President asked not to proclaim tax changes law
The Estonian Chamber of Commerce and Industry and the Central Union of Estonian Property Owners have appealed to the President of Estonia to refuse to proclaim the newly passed tax package law.
The Chamber of Commerce and Industry found that the new law violates the principle of the Taxation Act that any changes to taxes should be notified of at least six months in advance. The property owners union likewise found that the curtailing of the opportunity to deduct mortgage interest violates the principle of reasonable expectation. The president has until Jan. 2 to reach a decision, reported ETV news broadcast "Aktuaalne kaamera."
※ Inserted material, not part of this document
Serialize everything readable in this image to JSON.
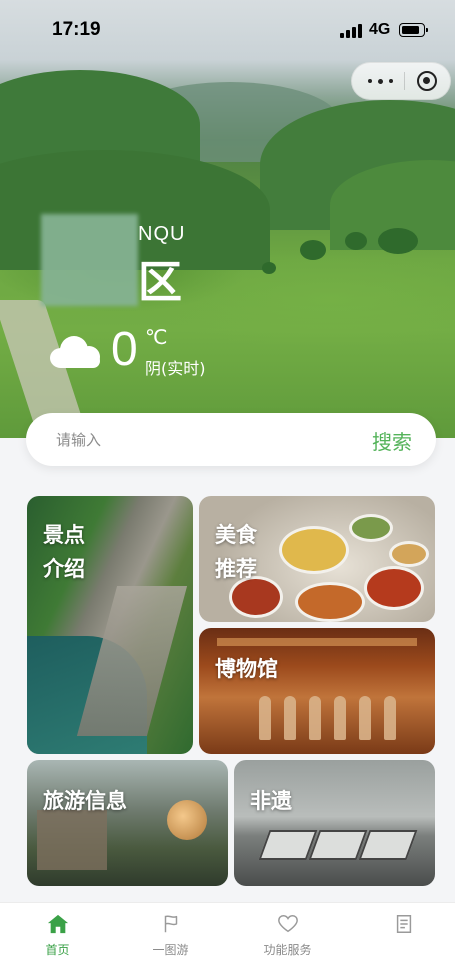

According to Director General of the Chamber of Commerce and Industry Mait Palts, there is a great deal of positive in the new tax changes, however they cannot agree with their entry into force without the requisite six months’ notice. Should the president nonetheless decide to proclaim the tax changes, Palts intends to contact the Chancellor of Justice.
"I can’t rule out the possibility that at some point the Supreme Court will need to handle this matter, and perhaps in this case the law must be changed as well in order for this issue to be more precise," said Palts.
Chairman of Krimelte and Wolf Group Jaan Puusaag, however, considered the tax changes to be positive and found that lowering the social tax for half a year before increasing it again would be pointless.
"On the one hand, business-owners have long fought for changes to law and taxes coming with at least six months’ notice," Puusaag noted. "It’s as though this agreement was finally reached with the previous government and now the new government has turned it on its head. On the other hand, I have not come across a business-owner who would say that this tax bundle is bad."
The Central Union of Estonian Property Owners found that the reduction of the maximum mortgage interest deduction from 1,200 to 300 euros would the principle of reasonable expectation.
Union chairman Priidu Pärna stated that the state can make such changes if they deem them necessary and the objectives sought with the incentive are achieved. "But this cannot be applied to mortgage contracts which are already signed," he continued, noting that it could only apply to future loans.